Até o momento, foram realizadas três oficinas online facilitadas por uma psicóloga no âmbito do projeto. Outras três estão previstas até o fim de junho. Segundo Bustamante, nas oficinas são oferecidas ferramentas “para que se enfrente da melhor maneira o estresse no trabalho e o estresse associado à função de comunicação social em geral, e também estamos gerando ferramentas para que possam melhorar o autocuidado ante situações traumáticas que possam desembocar em um transtorno de estresse pós-traumático”.
Os jornalistas que participaram até o momento das oficinas têm comunicado um alto nível de satisfação com a iniciativa, disse o pesquisador. “Nos agradecem por tratar pela primeira vez destes tipos de temas, por fazê-lo de forma gratuita e que a modalidade virtual lhes facilita poder acessar e ter tempo para aprender.

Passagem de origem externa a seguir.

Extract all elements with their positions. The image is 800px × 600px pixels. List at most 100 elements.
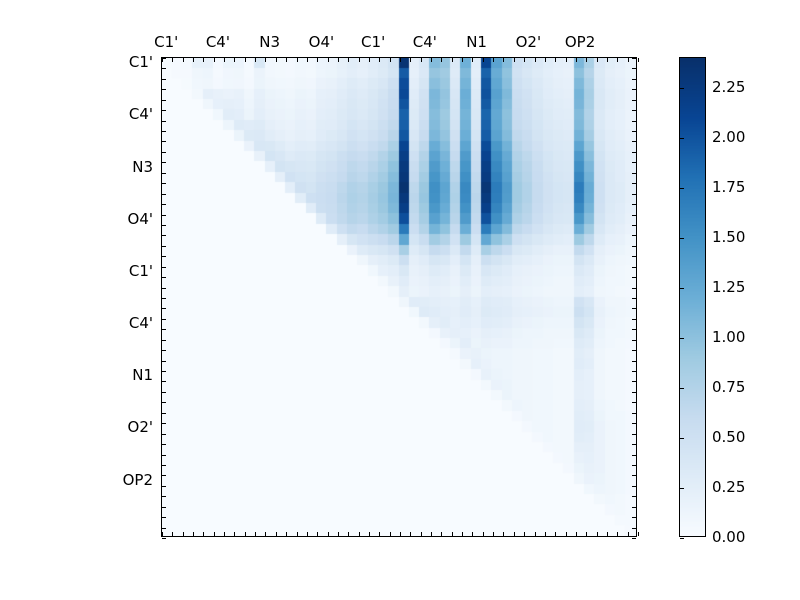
x-tick — [420, 58, 422, 62]
x-tick — [327, 532, 329, 536]
y-tick-label: N3 — [132, 157, 153, 176]
y-tick — [632, 423, 636, 425]
y-tick — [162, 381, 166, 383]
y-tick — [162, 339, 166, 341]
colorbar-tick — [680, 188, 684, 189]
y-tick — [162, 183, 166, 185]
colorbar-tick-label: 0.50 — [712, 428, 746, 446]
y-tick — [632, 329, 636, 331]
x-tick — [462, 532, 464, 536]
x-tick — [596, 58, 598, 62]
y-tick — [632, 381, 636, 383]
y-tick — [632, 298, 636, 299]
y-tick — [162, 298, 166, 299]
y-tick — [162, 538, 166, 539]
x-tick-label: C4' — [205, 33, 230, 51]
y-tick — [632, 58, 636, 59]
y-tick — [162, 277, 166, 279]
x-tick — [503, 532, 505, 536]
colorbar-tick — [680, 238, 684, 239]
colorbar-tick-label: 1.00 — [712, 328, 746, 346]
x-tick — [234, 532, 236, 536]
y-tick — [632, 204, 636, 206]
x-tick — [596, 532, 598, 536]
x-tick — [265, 58, 267, 62]
y-tick — [162, 151, 166, 153]
y-tick — [632, 110, 636, 112]
x-tick-label: C1' — [361, 33, 386, 51]
x-tick — [606, 532, 608, 536]
heatmap-plot-area — [161, 57, 639, 539]
y-tick-label: C4' — [128, 105, 153, 124]
x-tick — [586, 58, 588, 62]
y-tick — [632, 99, 636, 101]
x-tick — [255, 58, 257, 62]
y-tick — [162, 287, 166, 289]
y-tick — [162, 402, 166, 404]
x-tick — [193, 532, 195, 536]
x-tick-label: C4' — [412, 33, 437, 51]
colorbar-tick-label: 1.75 — [712, 178, 746, 196]
y-tick — [162, 475, 166, 477]
x-tick — [617, 532, 619, 536]
y-tick — [162, 423, 166, 425]
x-tick — [255, 532, 257, 536]
y-tick — [632, 402, 636, 404]
y-tick — [162, 224, 166, 226]
y-tick — [632, 360, 636, 362]
y-tick — [162, 110, 166, 112]
y-tick — [632, 151, 636, 153]
y-tick — [632, 183, 636, 185]
y-tick — [162, 245, 166, 247]
x-tick — [617, 58, 619, 62]
y-tick — [632, 538, 636, 539]
y-tick — [162, 391, 166, 393]
x-tick-label: O4' — [308, 33, 335, 51]
x-tick — [431, 532, 433, 536]
x-tick — [337, 532, 339, 536]
y-tick-label: N1 — [132, 366, 153, 385]
y-tick — [162, 89, 166, 91]
x-tick — [213, 58, 215, 62]
x-tick — [234, 58, 236, 62]
x-tick — [534, 532, 536, 536]
x-tick — [379, 58, 381, 62]
x-tick — [348, 58, 350, 62]
x-tick — [203, 58, 205, 62]
x-tick — [493, 58, 495, 62]
x-tick — [544, 58, 546, 62]
y-tick — [632, 78, 636, 80]
x-tick — [513, 532, 515, 536]
x-tick — [244, 58, 246, 62]
x-tick — [420, 532, 422, 536]
x-tick — [524, 532, 526, 536]
y-tick — [162, 266, 166, 268]
x-tick — [172, 58, 174, 62]
y-tick — [162, 68, 166, 70]
y-tick — [162, 141, 166, 143]
x-tick — [441, 58, 443, 62]
x-tick — [524, 58, 526, 62]
x-tick — [451, 58, 453, 62]
x-tick — [203, 532, 205, 536]
colorbar-tick — [680, 488, 684, 489]
x-tick — [193, 58, 195, 62]
x-tick — [482, 532, 484, 536]
x-tick — [358, 532, 360, 536]
x-tick — [544, 532, 546, 536]
x-tick — [296, 532, 298, 536]
x-tick — [275, 532, 277, 536]
colorbar-tick — [680, 88, 684, 89]
y-tick — [162, 318, 166, 320]
y-tick — [162, 58, 166, 59]
x-tick — [472, 58, 474, 62]
y-tick — [162, 120, 166, 122]
colorbar-tick-label: 0.25 — [712, 478, 746, 496]
x-tick — [606, 58, 608, 62]
y-tick — [162, 350, 166, 352]
x-tick — [213, 532, 215, 536]
y-tick-label: O4' — [127, 209, 153, 228]
y-tick-label: C1' — [128, 53, 153, 72]
y-tick — [632, 131, 636, 133]
x-tick — [162, 532, 163, 536]
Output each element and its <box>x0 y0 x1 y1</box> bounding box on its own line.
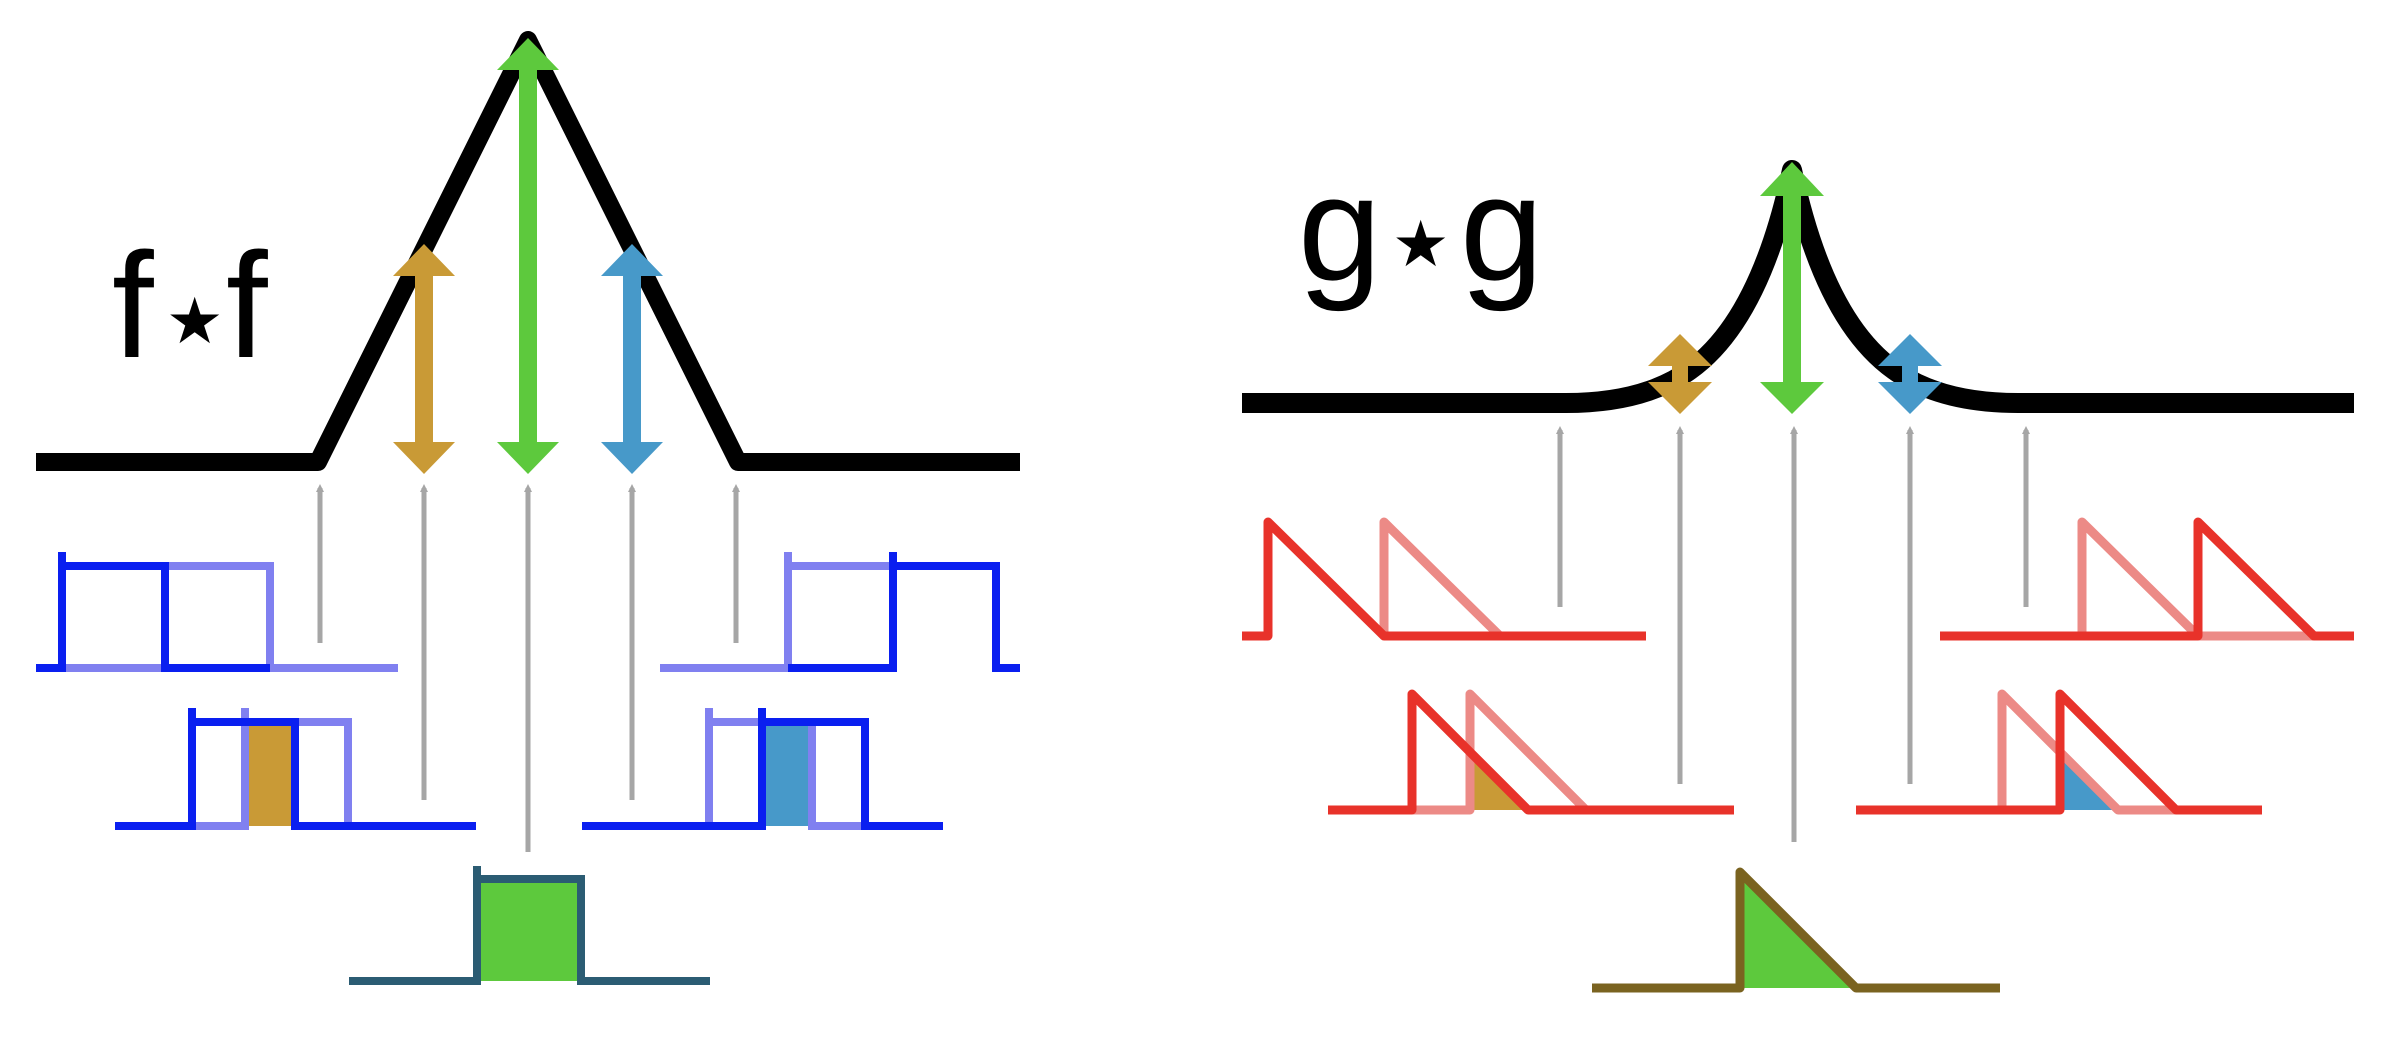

Em geral, quando participam, comentam situações específicas de seu trabalho ou situações específicas das vidas deles, e também tomam como um espaço para desabafar frustrações e situações que estão vivendo constantemente nos meios”, contou.
Estado e empresas jornalísticas têm seu papel no cuidado da saúde mental de jornalistas. Ricaurte ressaltou que “saúde mental é algo integral” e que, portanto, deve ser abordada desde uma perspectiva plural, com vários atores envolvidos.
“É importantíssimo que as organizações de notícias comecem a incorporar em sua visão, em seu tratamento da equipe jornalística, o tema da saúde mental. É importantíssimo que a saúde mental seja incorporada à saúde ocupacional, à saúde no trabalho, e que portanto seja considerada dentro das políticas públicas de saúde que os governos devem atender. Desta forma, as empresas jornalísticas estariam obrigadas a tratar da saúde mental como também um campo da saúde ocupacional, e portanto a realizar ações sobre isso”, disse ele.
Um dos eixos do programa Jornalismo Consciente, segundo Bustamante, é justamente o impacto em políticas públicas. “Uma vez que termine todo o processo de coleta de dados, começa o trabalho desde a academia e as organizações para gerar um impacto em quem toma decisões, com reuniões, rodas de imprensa, boletins e afins. A intenção é poder orientar a tomada de decisões em favor da segurança mental e física dos jornalistas especialmente em tempos de crise, como a pandemia”, explicou.
Segundo Brembatti, o projeto brasileiro começa no fim de junho os encontros com gestores de meios de comunicação. As conversas vão envolver departamentos de recursos humanos e gestores de vários níveis com o objetivo de sensibilizá-los para a questão.
“Há um entendimento de que precisa existir um suporte local, que pode ser um ambulatório, mas às vezes a questão é até mais simples, como um jeito de falar”, disse ela. “Gestores precisam estar preparados para conseguir lidar com estas questões de forma responsável. Então não criar mais tensões, seja pela comunicação não agressiva, seja pelas cobranças em nível adequado; entender quando um profissional está fragilizado e não está em condições de fazer determinada cobertura. (...) Falamos bastante na pandemia sobre a necessidade de ‘achatar a curva’, e também na saúde mental, quando se toma uma série de medidas preventivas, diminui-se a possibilidade do pico, e são essas medidas que estão sendo levadas para as redações.”